El amanecer se filtraba entre las ramas del bosque, pintando el suelo con luces doradas. Todo parecía tranquilo… hasta que el viento cambió.
Kaen lo notó primero. Siempre lo hacía.
Vivía en los límites del reino de Aeryn, donde los árboles aún conservaban los susurros del pasado. Mientras los demás jóvenes soñaban con máquinas y torres de metal, él escuchaba… el aire.
Y aquel día, el aire sonaba triste.
—Otra vez ese sonido… —murmuró, cerrando los ojos.
El silbido era distinto, casi humano. Un lamento, como si alguien —o algo— llorara entre las hojas.
Kaen siguió el sonido hasta el corazón del bosque, donde los árboles se ennegrecían como si hubieran sido tocados por fuego. Allí, el viento dejó de moverse.
Solo quedaba un murmullo suave… y una voz.
—¿Por qué los humanos olvidaron llorar? —susurró una chica.

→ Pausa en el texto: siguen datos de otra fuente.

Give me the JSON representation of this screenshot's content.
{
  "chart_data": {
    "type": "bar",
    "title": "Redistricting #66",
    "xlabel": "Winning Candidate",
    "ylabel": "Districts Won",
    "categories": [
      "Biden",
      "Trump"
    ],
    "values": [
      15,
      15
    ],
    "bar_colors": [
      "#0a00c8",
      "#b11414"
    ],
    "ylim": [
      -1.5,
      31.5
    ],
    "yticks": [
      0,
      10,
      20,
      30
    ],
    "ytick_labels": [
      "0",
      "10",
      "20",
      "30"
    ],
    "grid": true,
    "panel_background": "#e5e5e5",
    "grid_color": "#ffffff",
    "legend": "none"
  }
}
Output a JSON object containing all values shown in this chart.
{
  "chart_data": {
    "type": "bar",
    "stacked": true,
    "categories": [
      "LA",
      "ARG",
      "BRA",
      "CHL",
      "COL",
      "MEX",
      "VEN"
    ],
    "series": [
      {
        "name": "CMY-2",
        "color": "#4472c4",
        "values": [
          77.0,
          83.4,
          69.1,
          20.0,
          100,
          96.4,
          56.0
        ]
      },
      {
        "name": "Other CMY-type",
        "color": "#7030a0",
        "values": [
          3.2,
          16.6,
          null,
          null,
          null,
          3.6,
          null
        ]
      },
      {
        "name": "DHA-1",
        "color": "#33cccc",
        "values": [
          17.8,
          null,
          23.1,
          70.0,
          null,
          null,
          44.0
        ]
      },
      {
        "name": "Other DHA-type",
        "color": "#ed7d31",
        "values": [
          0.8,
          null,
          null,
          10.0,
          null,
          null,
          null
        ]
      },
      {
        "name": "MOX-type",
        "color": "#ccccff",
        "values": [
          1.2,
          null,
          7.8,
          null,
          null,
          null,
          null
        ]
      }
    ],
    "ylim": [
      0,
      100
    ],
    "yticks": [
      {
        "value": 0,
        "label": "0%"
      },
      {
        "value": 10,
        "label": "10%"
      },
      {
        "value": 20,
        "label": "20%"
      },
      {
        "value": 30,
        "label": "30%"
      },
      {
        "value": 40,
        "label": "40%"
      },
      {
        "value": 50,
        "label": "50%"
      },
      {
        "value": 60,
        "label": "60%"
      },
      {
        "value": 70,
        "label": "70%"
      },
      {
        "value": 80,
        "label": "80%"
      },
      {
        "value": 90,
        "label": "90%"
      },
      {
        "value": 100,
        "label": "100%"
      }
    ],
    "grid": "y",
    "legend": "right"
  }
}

Kaen se detuvo. Frente a él, entre las raíces de un árbol quemado, flotaba una figura. Su piel brillaba como agua bajo la luna, y sus ojos eran un océano de tristeza.
Una lágrima resbaló por su mejilla, cayendo al suelo… y donde tocó, nació una pequeña flor azul.
—¿Quién eres? —preguntó Kaen, con el corazón latiendo con fuerza.
La chica lo miró, sorprendida.
—No deberías verme… a menos que aún creas en nosotros.
El viento sopló otra vez, y por un instante, Kaen sintió que el bosque respiraba.
Sin saberlo, había cruzado el límite entre los humanos y los espíritus.
Y el destino acababa de abrir los ojos.